Betriebsrat und Arbeitgeber (im Folgenden A) stritten über die Verpflichtung zur Aufhebung der Einstellung eines Mitarbeiters. Der Betriebsrat war für den Betrieb von A in S gebildet. A gehört einem internationalen Konzern an, ebenso wie eine weitere große Gesellschaft in Deutschland (im Folgenden B). A und B haben mehrere Betriebe, teilweise an gemeinsamen Standorten. Zur Vorbereitung einer geplanten Verschmelzung traten beide Gesellschaften bereits unter einer einheitlichen Marke auf und ihre beiden obersten Führungsebenen waren personenidentisch besetzt. Auch zahlreiche Führungskräfte weiterer Managementebenen sowie ca. 6.500 Mitarbeiter nahmen Aufgaben für beide Gesellschaften wahr. Die Umsetzung erfolgte durch die Gründung einer virtuellen Organisationseinheit und unternehmensübergreifender virtueller „Service-Lines“. Nachdem B den Sprecherausschuss ihres Betriebs in M über die beabsichtigte Einstellung des Mitarbeiters als Leiter eines Segments innerhalb einer Service-Line unterrichtet hatte, schloss sie mit diesem einen Arbeitsvertrag. Unter Bezugnahme darauf unterzeichneten A und der Arbeitnehmer einen weiteren Arbeitsvertrag ohne Vergütung, worin ihm Weisungsrechte übertragen wurden. Der Mitarbeiter hatte Personalverantwortung für 60 Arbeitnehmer, von denen 58 bei B im Betrieb in M beschäftigt waren. Zwei weitere waren bei A im Betrieb in S beschäftigt und führten dort 17 weitere Arbeitnehmer. Der Mitarbeiter war disziplinarisch unmittelbarer Vorgesetzter der teamangehörigen Beschäftigten, veranlasste die gesamte Arbeitseinteilung und war für die Ausübung des Direktionsrechts unmittelbar verantwortlich. Er leitete die Teams, indem er Arbeitsschritte z. B. telefonisch oder per E-Mail abstimmte. Seine Arbeit verrichtete er fast ausschließlich im Betrieb M der B. Vor der Einstellung hatte A den Betriebsrat lediglich gem. § 105 BetrVG informiert.

Entscheidung: 

Das LAG kam zu dem Ergebnis, dass die Einstellung des Mitarbeiters bei A bis zur Zustimmung des Betriebsrats oder einer gerichtlichen Ersetzung gem. § 101 Satz 1 BetrVG aufzuheben ist, da eine mitbestimmungspflichtige personelle Einzelmaßnahme gem. § 99 Abs. 1 BetrVG vorliegt. Dies ist danach der Fall, wenn ein Arbeitsverhältnis zum Betriebsinhaber begründet wird und der Arbeitnehmer innerhalb der Betriebsorganisation abhängige Arbeitsleistungen erbringen soll (zur „Zwei-Komponenten-Lehre“, vgl. BAG, Beschl. v. 5.12.2012 – 7 ABR 48/11, NZA 2013, S. 793). Das LAG sah eine Eingliederung des Mitarbeiters in den Betrieb von A in S. Er wurde zur Verwirklichung des arbeitstechnischen Zwecks organisatorisch eingeplant, da er für A im Betrieb in S im Rahmen der unternehmensübergreifenden Organisationseinheit als Vorgesetzter mit Weisungsrechten für insgesamt 19 Mitarbeiter tätig war. Zur Verwirklichung ihres arbeitstechnischen Zwecks in der Service-Line muss A Weisungen gegenüber diesen Beschäftigten organisieren. Hierfür bediente sich A kraft ihres Weisungsrechts des Mitarbeiters.

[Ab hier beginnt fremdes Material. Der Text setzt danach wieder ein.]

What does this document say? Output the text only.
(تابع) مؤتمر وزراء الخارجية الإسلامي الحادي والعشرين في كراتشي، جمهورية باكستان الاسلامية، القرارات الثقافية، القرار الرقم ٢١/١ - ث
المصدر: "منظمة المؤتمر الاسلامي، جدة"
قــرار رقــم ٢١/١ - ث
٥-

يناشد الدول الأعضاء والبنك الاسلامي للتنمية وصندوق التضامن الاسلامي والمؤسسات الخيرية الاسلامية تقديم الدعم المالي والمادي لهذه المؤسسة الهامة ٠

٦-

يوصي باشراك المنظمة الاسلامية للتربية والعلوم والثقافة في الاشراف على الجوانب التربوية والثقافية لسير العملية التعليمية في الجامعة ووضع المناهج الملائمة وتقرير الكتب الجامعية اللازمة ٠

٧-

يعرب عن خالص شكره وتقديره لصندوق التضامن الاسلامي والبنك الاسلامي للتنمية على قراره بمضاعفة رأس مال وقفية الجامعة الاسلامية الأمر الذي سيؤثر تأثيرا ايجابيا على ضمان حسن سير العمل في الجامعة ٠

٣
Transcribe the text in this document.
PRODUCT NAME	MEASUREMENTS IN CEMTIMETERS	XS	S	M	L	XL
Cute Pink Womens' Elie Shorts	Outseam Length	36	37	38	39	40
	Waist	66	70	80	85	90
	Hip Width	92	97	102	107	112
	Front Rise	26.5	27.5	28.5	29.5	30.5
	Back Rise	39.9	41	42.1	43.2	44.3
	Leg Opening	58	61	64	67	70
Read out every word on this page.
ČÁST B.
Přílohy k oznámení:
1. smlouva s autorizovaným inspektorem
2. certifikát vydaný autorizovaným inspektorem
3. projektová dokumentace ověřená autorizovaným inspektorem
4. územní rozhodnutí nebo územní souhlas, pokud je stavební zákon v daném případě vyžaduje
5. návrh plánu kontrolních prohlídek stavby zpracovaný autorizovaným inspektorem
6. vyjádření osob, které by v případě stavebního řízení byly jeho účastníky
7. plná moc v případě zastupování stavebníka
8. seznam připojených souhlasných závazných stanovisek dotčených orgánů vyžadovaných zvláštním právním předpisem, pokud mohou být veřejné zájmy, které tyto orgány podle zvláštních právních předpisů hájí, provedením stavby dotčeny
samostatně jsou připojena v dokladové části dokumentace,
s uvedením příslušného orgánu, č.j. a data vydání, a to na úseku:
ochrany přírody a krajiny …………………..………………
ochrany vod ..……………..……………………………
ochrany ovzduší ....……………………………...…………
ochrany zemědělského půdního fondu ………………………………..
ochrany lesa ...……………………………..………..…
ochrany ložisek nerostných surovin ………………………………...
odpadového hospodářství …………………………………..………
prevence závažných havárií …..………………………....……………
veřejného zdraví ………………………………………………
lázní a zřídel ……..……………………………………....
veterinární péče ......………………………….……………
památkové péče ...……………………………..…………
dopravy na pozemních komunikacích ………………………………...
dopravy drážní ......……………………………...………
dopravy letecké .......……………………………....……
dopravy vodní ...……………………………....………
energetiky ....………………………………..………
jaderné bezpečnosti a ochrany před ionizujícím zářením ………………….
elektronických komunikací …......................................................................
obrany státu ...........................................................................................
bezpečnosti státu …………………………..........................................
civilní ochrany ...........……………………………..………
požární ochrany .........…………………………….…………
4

Wie bei der Konzernleihe versteht das LAG die Übertragung des Direktionsrechts im Rahmen eines zusätzlichen originären Arbeitsverhältnisses als wesentlichen Bestandteil eines betrieblichen Integrationsvorgangs. Abzustellen ist danach darauf, ob die Bestellung eines Unternehmensfremden zum Vorgesetzten eigener Mitarbeiter eine organisatorische Maßnahme darstellt, die dem arbeitstechnischen Zweck des eigenen Betriebs dient und die daher der Arbeitgeber organisieren muss (vgl. BAG, Beschl. v. 30.8.1994 – 1 ABR 3/94, NZA 1995, S. 649). Mindestanwesenheitszeiten im Betrieb sind nach dem LAG nicht erforderlich, da die Ausübung des Weisungsrechts funktional auf den arbeitstechnischen Zweck bezogen betrachtet werden muss und nicht örtlich.

Konsequenzen: 

Problemstellungen in unternehmensübergreifenden Matrixstrukturen wurden in der Vergangenheit häufiger im Zusammenhang mit der Ausübung des Direktionsrechts durch Unternehmensfremde diskutiert (vgl. Bauer/Herzberg, NZA 2011, S. 714) als in Bezug auf deren betriebliche Eingliederung (vgl. dazu Kort, NZA 2013, S. 1318). Die Ausführungen des LAG Baden-Württemberg sind daher aufschlussreich.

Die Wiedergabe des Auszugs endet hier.